Regulators are split on what precedent they have just set. Until now, the supply-chain-risk label was usually tied to foreign ownership or espionage concerns. Anthropic is unique: a U.S. company punished not for who might be spying on it, but for whom it refuses to help spy on everyone else. Competitors are already workshopping marketing copy that balances this.
- OpenAI: “We embrace responsible partnerships with government, and we are happy to discuss the definition of ‘responsible’ in a secure, off-the-record setting.”
- Google: “We are committed to AI that is helpful, harmless, and fully compliant with section 7(c) of any applicable surveillance directive.”
- Various smaller labs: “We strongly believe in safety, except where it conflicts with Series C.”
Behind closed doors, many CIOs admit that the core attraction of Anthropic was its safety-first brand. Constitutionally aligned models sounded like the perfect shield in future hearings. “We wanted to be able to say ‘look, we picked the careful ones,’” said the head of AI for a major healthcare network. “We did not anticipate that sticking to their constitution would get them treated like a hostile foreign supplier while our actual hostile foreign suppliers remain under active review.”
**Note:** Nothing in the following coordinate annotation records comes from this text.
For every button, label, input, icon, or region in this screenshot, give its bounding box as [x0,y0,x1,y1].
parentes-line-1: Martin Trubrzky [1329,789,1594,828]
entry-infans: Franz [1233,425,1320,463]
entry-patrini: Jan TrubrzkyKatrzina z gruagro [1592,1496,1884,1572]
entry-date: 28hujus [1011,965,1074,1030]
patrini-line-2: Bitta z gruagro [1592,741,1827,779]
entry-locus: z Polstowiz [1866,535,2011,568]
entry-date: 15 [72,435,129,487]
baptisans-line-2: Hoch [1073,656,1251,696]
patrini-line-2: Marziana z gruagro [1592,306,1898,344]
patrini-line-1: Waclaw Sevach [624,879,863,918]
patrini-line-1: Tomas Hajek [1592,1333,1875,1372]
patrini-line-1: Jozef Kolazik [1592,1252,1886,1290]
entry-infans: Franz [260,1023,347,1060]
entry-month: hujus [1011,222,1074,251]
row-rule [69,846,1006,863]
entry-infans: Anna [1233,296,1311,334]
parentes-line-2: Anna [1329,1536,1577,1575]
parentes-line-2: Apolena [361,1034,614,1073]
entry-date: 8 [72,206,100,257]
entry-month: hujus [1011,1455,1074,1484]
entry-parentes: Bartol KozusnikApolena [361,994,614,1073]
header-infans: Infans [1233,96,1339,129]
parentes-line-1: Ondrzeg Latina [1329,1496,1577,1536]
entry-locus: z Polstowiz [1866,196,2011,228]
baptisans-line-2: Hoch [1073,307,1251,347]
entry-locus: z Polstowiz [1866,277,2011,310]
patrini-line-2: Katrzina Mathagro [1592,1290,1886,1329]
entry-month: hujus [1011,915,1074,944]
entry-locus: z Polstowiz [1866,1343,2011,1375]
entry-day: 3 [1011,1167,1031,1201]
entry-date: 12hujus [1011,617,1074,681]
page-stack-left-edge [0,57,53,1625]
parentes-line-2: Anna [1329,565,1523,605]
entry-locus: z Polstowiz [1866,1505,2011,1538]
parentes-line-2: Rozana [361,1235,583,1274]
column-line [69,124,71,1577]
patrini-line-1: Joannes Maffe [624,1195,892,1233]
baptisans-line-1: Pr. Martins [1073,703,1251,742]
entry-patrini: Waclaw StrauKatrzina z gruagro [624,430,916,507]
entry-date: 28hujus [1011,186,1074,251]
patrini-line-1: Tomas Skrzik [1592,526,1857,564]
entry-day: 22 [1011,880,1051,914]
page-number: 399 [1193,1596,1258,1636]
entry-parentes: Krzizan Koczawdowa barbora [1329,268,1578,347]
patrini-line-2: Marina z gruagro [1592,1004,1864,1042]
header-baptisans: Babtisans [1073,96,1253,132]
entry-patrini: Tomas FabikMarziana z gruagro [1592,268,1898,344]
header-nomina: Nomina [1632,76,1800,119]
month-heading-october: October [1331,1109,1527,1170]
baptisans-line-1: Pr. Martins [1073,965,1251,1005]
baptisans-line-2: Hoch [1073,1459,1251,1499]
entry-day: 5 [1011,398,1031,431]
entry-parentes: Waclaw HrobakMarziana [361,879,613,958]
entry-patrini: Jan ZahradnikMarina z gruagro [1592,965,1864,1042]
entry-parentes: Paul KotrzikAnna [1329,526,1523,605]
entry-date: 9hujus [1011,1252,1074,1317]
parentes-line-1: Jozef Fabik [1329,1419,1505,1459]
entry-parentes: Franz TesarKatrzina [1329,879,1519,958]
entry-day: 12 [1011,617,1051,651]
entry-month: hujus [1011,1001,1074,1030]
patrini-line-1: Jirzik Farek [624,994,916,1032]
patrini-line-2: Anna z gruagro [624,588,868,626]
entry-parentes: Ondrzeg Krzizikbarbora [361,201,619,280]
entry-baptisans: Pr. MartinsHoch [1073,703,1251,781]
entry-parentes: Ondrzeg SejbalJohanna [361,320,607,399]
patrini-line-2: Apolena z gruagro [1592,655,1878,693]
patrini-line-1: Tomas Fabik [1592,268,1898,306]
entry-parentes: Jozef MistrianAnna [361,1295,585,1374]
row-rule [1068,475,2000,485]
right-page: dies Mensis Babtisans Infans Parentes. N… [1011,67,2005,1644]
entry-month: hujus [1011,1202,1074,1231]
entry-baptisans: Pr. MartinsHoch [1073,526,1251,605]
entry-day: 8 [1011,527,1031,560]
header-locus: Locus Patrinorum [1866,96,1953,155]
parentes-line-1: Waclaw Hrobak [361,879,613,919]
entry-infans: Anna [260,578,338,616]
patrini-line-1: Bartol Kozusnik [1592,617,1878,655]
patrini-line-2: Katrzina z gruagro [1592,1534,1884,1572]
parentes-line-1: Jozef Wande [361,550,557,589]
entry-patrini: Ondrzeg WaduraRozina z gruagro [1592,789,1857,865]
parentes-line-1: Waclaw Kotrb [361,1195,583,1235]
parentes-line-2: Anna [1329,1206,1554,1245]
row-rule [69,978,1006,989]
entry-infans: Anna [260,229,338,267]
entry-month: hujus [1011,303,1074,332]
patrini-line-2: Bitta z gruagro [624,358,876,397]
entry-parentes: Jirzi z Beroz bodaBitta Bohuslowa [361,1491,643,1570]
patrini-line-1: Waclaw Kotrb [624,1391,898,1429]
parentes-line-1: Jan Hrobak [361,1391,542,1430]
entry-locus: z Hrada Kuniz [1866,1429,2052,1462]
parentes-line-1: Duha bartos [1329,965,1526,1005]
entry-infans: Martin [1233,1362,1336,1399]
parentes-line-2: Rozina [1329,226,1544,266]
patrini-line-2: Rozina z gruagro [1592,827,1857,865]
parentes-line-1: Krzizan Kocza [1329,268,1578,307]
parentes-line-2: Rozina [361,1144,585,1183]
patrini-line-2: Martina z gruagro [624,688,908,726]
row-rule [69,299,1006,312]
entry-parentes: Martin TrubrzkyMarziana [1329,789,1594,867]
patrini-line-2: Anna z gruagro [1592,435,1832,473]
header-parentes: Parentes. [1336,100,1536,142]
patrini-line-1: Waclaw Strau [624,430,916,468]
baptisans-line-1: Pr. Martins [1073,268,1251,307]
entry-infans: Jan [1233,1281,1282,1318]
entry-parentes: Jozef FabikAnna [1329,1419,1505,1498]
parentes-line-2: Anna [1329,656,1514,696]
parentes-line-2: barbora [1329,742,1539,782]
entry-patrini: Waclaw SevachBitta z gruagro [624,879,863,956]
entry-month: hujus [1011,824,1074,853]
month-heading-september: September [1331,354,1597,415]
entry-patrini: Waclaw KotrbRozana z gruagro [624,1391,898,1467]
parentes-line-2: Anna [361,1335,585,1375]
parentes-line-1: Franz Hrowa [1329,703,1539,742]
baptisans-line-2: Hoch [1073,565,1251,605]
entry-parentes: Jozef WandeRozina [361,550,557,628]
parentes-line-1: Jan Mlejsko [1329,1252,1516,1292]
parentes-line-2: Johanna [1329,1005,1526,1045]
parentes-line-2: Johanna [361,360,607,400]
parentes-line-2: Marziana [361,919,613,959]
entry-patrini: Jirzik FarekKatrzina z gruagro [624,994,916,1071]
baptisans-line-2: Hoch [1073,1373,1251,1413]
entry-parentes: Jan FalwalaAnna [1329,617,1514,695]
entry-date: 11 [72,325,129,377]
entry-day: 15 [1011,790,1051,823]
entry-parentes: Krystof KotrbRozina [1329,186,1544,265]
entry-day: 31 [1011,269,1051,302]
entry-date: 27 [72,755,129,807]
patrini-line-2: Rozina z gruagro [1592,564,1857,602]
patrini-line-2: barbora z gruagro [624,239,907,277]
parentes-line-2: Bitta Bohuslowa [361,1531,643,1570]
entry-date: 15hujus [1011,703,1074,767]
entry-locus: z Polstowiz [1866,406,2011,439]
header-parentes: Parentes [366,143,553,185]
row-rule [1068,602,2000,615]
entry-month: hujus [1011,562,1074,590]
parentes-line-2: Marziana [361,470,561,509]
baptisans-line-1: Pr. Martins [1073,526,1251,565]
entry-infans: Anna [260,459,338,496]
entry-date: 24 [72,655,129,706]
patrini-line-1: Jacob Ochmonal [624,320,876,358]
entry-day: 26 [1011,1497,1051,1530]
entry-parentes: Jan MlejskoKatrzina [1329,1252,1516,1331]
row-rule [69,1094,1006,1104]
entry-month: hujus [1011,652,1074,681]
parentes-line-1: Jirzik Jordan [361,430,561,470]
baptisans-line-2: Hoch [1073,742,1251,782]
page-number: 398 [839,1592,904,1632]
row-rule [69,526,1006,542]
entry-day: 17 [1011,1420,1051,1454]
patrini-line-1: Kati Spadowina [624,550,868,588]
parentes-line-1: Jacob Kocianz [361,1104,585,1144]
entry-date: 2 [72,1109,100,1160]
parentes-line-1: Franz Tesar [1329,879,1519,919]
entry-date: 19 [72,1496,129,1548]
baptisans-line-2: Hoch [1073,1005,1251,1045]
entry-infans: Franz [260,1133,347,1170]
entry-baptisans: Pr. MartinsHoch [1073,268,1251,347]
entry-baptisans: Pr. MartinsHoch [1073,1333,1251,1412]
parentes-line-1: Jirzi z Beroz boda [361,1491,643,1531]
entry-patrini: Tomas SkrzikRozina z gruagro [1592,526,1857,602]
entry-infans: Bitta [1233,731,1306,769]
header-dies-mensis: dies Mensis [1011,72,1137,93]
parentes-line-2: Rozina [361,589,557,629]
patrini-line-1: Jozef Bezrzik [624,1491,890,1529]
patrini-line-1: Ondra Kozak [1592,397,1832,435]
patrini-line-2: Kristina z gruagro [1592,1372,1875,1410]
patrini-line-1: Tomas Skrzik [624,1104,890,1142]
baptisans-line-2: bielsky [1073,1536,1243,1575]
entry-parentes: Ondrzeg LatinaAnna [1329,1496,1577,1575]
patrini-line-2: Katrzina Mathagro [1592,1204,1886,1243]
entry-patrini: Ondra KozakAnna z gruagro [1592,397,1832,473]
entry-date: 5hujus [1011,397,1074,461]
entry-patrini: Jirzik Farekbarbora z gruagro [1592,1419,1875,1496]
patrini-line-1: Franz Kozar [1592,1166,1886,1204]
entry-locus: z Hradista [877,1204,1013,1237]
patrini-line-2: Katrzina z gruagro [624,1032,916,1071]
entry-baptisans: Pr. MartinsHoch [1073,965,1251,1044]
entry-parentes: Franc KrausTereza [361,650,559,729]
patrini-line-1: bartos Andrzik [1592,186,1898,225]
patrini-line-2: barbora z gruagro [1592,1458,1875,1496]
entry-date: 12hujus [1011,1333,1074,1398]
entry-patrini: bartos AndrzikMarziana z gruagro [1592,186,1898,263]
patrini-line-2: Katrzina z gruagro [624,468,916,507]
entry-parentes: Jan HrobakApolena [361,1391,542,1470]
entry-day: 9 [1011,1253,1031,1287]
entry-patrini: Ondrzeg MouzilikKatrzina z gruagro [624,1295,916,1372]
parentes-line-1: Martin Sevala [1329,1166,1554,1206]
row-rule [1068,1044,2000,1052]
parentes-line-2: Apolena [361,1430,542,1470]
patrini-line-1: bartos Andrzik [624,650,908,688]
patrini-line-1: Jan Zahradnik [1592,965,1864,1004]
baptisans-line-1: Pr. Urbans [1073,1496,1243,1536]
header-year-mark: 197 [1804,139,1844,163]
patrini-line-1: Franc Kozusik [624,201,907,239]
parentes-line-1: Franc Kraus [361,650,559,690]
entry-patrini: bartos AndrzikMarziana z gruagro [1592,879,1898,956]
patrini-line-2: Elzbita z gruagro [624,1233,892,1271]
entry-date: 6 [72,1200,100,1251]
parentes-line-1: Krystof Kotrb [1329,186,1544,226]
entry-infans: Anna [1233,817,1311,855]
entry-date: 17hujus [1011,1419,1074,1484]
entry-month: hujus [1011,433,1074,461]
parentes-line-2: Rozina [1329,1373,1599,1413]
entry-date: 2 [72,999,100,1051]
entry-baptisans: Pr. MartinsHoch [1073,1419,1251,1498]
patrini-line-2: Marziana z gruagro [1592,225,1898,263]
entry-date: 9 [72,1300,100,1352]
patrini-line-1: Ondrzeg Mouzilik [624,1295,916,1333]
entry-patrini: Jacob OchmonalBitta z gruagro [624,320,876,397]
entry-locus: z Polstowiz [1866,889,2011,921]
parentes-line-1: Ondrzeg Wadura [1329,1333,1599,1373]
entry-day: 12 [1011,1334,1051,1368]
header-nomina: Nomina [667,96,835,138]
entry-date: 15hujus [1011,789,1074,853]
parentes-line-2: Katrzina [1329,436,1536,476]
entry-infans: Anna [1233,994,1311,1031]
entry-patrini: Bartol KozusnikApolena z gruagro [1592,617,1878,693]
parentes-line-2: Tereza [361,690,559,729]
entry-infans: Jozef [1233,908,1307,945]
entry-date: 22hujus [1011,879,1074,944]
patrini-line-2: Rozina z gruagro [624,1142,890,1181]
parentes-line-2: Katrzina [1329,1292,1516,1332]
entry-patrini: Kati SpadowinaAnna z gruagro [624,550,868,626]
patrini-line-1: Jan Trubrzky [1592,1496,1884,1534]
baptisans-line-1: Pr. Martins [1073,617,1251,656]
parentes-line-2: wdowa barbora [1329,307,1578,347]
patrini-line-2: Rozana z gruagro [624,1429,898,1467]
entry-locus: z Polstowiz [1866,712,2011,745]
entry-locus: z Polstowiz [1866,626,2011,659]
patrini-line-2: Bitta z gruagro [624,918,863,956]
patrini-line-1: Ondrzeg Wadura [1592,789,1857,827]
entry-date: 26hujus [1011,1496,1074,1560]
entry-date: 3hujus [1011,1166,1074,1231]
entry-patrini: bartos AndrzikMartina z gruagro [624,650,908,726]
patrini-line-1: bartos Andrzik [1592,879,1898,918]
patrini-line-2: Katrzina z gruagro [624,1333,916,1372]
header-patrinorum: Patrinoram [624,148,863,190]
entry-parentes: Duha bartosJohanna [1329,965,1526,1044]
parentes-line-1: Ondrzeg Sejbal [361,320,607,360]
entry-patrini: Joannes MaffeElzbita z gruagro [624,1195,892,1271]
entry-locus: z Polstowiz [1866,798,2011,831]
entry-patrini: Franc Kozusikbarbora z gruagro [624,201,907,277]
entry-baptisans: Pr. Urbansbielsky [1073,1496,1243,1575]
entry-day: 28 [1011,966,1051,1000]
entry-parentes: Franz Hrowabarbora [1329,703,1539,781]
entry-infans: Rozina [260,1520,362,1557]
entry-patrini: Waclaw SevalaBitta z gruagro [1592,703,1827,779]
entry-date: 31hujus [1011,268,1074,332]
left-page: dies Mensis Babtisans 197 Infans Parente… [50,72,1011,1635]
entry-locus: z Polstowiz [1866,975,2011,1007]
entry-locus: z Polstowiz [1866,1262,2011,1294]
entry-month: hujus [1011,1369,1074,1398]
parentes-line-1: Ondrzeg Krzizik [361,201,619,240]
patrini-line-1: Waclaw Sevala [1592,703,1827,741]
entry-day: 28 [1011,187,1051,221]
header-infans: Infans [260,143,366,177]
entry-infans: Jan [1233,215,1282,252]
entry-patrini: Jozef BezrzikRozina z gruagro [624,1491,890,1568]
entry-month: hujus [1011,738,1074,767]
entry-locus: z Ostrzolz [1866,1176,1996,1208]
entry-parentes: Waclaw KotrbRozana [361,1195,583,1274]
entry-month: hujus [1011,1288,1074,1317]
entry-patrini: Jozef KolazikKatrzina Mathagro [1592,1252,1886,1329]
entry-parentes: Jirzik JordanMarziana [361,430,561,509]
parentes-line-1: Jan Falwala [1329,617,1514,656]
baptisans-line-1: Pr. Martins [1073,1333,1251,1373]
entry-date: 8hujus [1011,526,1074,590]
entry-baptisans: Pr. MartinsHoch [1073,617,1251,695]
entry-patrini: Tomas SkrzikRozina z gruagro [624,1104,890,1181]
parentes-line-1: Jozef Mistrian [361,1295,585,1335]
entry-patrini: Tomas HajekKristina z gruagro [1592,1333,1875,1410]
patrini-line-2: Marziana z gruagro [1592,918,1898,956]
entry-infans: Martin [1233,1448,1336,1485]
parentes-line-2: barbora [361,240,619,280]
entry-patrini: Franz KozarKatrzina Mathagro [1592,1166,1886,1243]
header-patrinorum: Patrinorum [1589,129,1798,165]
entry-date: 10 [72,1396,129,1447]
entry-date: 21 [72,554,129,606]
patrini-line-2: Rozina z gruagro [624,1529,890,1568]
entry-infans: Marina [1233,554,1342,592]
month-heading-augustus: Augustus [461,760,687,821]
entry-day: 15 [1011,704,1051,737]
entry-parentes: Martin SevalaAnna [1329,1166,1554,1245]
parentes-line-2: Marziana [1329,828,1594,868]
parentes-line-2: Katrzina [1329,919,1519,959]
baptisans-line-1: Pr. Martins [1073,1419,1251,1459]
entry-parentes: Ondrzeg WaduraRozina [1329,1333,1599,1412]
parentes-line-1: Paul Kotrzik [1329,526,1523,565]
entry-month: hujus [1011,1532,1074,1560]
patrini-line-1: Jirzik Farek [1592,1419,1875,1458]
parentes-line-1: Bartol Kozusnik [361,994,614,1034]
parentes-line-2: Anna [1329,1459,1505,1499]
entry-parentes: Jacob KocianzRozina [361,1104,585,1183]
The hyperscalers, meanwhile, are quietly ecstatic. Every time Washington or Anthropic creates a new flavor of uncertainty, AWS and Google get to sell another layer of abstraction: indemnified access, regulated-use zones, mission-compliant routing, values-aware inference credits. The solution to dependence on a single AI provider is, as always, a deeper dependence on the entire cloud oligopoly.
In the long term, experts recommend multi-model architectures and deliberate portability so that any given provider, Anthropic included, can be swapped out without drama. In the short term, enterprises are signing five-year exclusivity clauses, wiring prepayments, and embedding Claude into their critical-path workflows, then asking whether the June 30 DoD deadline applies to “nonmaterial advisory copilots.”
By the time Anthropic’s 8.5 gigawatts of reserved silicon come online at the end of the decade, the question may no longer be whether it is safe enough to be a systemic dependency. The question will be whether any institution that needs that much power to autocomplete slide decks should be allowed to call anyone else a security risk.